Flaxseed oil is easy to prepare for consumption. Substitute the oil for other cooking oils in salad dressings, sauces, and dips. Add a tablespoon to a blender smoothie or shake.
Scientific laboratory studies are underway to see if flaxseed oil is effective in reducing cancer cell growth. Mice given 0.3 ml of flaxseed oil for 40 days showed inhibited metastatic melanoma and reduced lung tumor formation. Similarly, flaxseed oil blocked the formation of colon cancer in rats.
Other researchers are finding that flaxseed oil keeps arteries elastic, countering the effects of aging and increased blood pressure. It is known that flaxseed oil raises the blood plasma concentrations of n-3 fatty acids (which protect the heart) in humans.

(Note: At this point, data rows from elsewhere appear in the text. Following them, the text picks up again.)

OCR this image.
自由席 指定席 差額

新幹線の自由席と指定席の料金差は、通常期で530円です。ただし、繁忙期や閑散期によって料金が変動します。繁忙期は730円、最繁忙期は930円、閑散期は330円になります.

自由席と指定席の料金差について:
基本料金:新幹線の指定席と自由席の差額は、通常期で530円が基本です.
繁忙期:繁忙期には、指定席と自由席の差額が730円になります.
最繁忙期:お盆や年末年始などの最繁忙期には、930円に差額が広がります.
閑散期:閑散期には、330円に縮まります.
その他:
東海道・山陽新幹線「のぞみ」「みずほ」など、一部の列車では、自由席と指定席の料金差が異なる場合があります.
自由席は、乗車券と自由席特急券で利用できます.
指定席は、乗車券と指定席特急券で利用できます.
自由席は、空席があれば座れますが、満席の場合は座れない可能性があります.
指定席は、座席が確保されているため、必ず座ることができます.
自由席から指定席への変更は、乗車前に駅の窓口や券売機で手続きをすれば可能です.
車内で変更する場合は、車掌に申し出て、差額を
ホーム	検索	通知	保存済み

Flaxseeds themselves are highly nutritious. One tablespoon contains:
- Calories: 37
- Protein: 1.3 grams
- Carbs: 2 grams
- Fiber: 1.9 grams
- Total fat: 3 grams
- Saturated fat: 0.3 grams
- Monounsaturated fat: 0.5 grams
- Polyunsaturated fat: 2.0 grams
- Omega-3 fatty acids: 1,597 mg
- Vitamin B1: 8% of the RDI
- Vitamin B6: 2% of the RDI
- Folate: 2% of the RDI
- Calcium: 2% of the RDI
- Iron: 2% of the RDI
- Magnesium: 7% of the RDI
- Phosphorus: 4% of the RDI
- Potassium: 2% of the RDI
Since there is no set recommended dosage for flaxseed oil, limit your intake to one or two tablespoons of oil or one to two oil-filled capsules a day. Taking too much can interfere with the body’s ability to absorb other medications, supplements, and nutrients.